Tax Season of Old

Did You Know That The First Personal Income Tax
Was Put In Place During The Civil War?


Although the IRS and national income tax would not become law until the next century, the Union implemented an income tax to levy funds to pay for the war itself.


The Civil War income tax was a “progressive” tax in the sense that the rich were taxed at a higher rate than the poor. However, it was much simpler than the tax structures we have today. Those who made less than $600 per year did not have to pay any tax, while those who made between $600 and $10,000 per year paid three percent of their income. Those making more than $10,000 per year paid five percent.


At these rates, the first income tax levied approximately $55 million in revenue to fund the war effort. There was little argument with the first income tax, as paying it was seen as a patriotic duty. The country was proud when millionaire merchant A.T. Stewart paid $400,000 on an income of $4 million, doubling his five percent required tax payment as a patriotic gesture.

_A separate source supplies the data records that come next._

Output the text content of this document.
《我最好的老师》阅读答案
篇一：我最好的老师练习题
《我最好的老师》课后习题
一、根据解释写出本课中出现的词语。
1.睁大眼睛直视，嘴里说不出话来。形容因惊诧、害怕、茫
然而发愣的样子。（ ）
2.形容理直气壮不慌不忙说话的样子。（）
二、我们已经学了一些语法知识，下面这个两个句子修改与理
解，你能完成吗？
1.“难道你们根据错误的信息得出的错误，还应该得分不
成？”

Just like today, there were tax forms that had to be filled out in order to document income and pay taxes properly. Similar to our modern 1040 tax form, taxpayers were required to submit property and income calculations on a Form 24, entitled “Detailed Statement of Income, Gains, and Profits.”  The Civil War tax Form 24 also included spaces for listing deductions.  “Proper deductions” from income derived from business or trade included rent, insurance, freight and expressage, wages of employees, and other expenses.  Rental income from lands and buildings was reported separately.


While some people today argue that the progressive income tax is unfair, in the 1860s it was seen as sensible. Then, as now, many people were exempt from paying income tax because of extreme poverty, while others paid the majority of the taxes due to higher income levels.


Most people think income tax is a relatively new phenomenon, but history shows that it has been a part of American lives for many years. Think about that as you file your taxes this season!